Царевны — страница 47 из 49

Снова проход из запон бархата золотного.

Холод безлюдной церкви, еще молящимися не согретой. Лампады и свечи, мрака не осилившие. Склоняются перед царевнами до земли черные куколи. В два ряда выстроились монахини, пропуская царевен в их шубках парчовых.

Волны ладана душистого государские царевнины места под башенками с золочеными орлами окутывают.

Монастырь еще благочестивою княгинею Евдокиею, супругою Дмитрия Донского, основан. Она поставила на Москве рядом с палатами княжескими «церковь каменну, зело чудну и украсила ю сосуды золотыми и серебряными». Так о ней в летописи записано.

Из этой церкви, когда княгиня приняла пострижение, и возник монастырь. И сделался он всех княгинь, а потом всех цариц и царевен усыпальницей.

Каждый раз, когда Софья в монастырь попадает, от гробниц царевниных на нее печалью повеет.

Сколько их! Для чего и рождались?

В теремах замурованные, того дня, когда их на вечный покой здесь же, со дворцом рядом, в монастырь отнесут, ждали.
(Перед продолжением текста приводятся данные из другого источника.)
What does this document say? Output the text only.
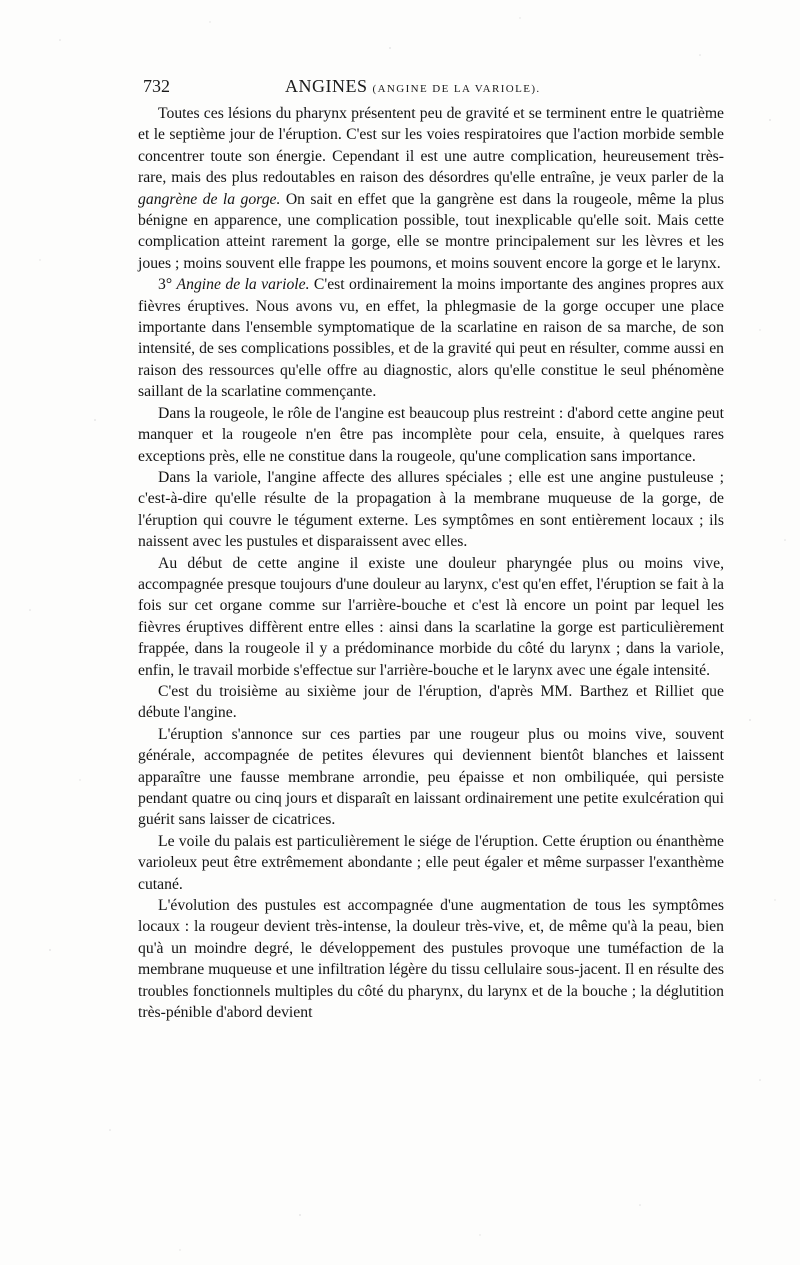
732	ANGINES (ANGINE DE LA VARIOLE).

Toutes ces lésions du pharynx présentent peu de gravité et se terminent entre le quatrième et le septième jour de l'éruption. C'est sur les voies respiratoires que l'action morbide semble concentrer toute son énergie. Cependant il est une autre complication, heureusement très-rare, mais des plus redoutables en raison des désordres qu'elle entraîne, je veux parler de la gangrène de la gorge. On sait en effet que la gangrène est dans la rougeole, même la plus bénigne en apparence, une complication possible, tout inexplicable qu'elle soit. Mais cette complication atteint rarement la gorge, elle se montre principalement sur les lèvres et les joues ; moins souvent elle frappe les poumons, et moins souvent encore la gorge et le larynx.

3° Angine de la variole. C'est ordinairement la moins importante des angines propres aux fièvres éruptives. Nous avons vu, en effet, la phlegmasie de la gorge occuper une place importante dans l'ensemble symptomatique de la scarlatine en raison de sa marche, de son intensité, de ses complications possibles, et de la gravité qui peut en résulter, comme aussi en raison des ressources qu'elle offre au diagnostic, alors qu'elle constitue le seul phénomène saillant de la scarlatine commençante.

Dans la rougeole, le rôle de l'angine est beaucoup plus restreint : d'abord cette angine peut manquer et la rougeole n'en être pas incomplète pour cela, ensuite, à quelques rares exceptions près, elle ne constitue dans la rougeole, qu'une complication sans importance.

Dans la variole, l'angine affecte des allures spéciales ; elle est une angine pustuleuse ; c'est-à-dire qu'elle résulte de la propagation à la membrane muqueuse de la gorge, de l'éruption qui couvre le tégument externe. Les symptômes en sont entièrement locaux ; ils naissent avec les pustules et disparaissent avec elles.

Au début de cette angine il existe une douleur pharyngée plus ou moins vive, accompagnée presque toujours d'une douleur au larynx, c'est qu'en effet, l'éruption se fait à la fois sur cet organe comme sur l'arrière-bouche et c'est là encore un point par lequel les fièvres éruptives diffèrent entre elles : ainsi dans la scarlatine la gorge est particulièrement frappée, dans la rougeole il y a prédominance morbide du côté du larynx ; dans la variole, enfin, le travail morbide s'effectue sur l'arrière-bouche et le larynx avec une égale intensité.

C'est du troisième au sixième jour de l'éruption, d'après MM. Barthez et Rilliet que débute l'angine.

L'éruption s'annonce sur ces parties par une rougeur plus ou moins vive, souvent générale, accompagnée de petites élevures qui deviennent bientôt blanches et laissent apparaître une fausse membrane arrondie, peu épaisse et non ombiliquée, qui persiste pendant quatre ou cinq jours et disparaît en laissant ordinairement une petite exulcération qui guérit sans laisser de cicatrices.

Le voile du palais est particulièrement le siége de l'éruption. Cette éruption ou énanthème varioleux peut être extrêmement abondante ; elle peut égaler et même surpasser l'exanthème cutané.

L'évolution des pustules est accompagnée d'une augmentation de tous les symptômes locaux : la rougeur devient très-intense, la douleur très-vive, et, de même qu'à la peau, bien qu'à un moindre degré, le développement des pustules provoque une tuméfaction de la membrane muqueuse et une infiltration légère du tissu cellulaire sous-jacent. Il en résulte des troubles fonctionnels multiples du côté du pharynx, du larynx et de la bouche ; la déglutition très-pénible d'abord devient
Федосьюшка плачет. Катеринушка с Марьюшкой ширинкой глаза вытирают. Все усердно молятся. Все, кроме Софьи. Ей молиться мысли мешают, в голове так и стучат.

С той поры как внезапная кончина отца и болезнь государя братца ее у власти поставила, вся она, словно орлица перед полетом, встрепенулась. Глядит Софья на молящихся сестер, а сама думает:

«Все дороги, по каким люди ходят, для царевен золотыми и чугунными решетками позаставлены, на дверях их замки железные. Только раз единый для выхода последнего растворяются для вас все двери, все решетки отодвигаются: на пострижение в монастырь, либо туда же, в гробницу. А теперь все по-другому станет. Многое сделать теперь я могу».

Склонила царевна голову перед кадилом дымящимся, подняла ее, но ладан душистый мыслей ее не развеял. Все те же они у нее.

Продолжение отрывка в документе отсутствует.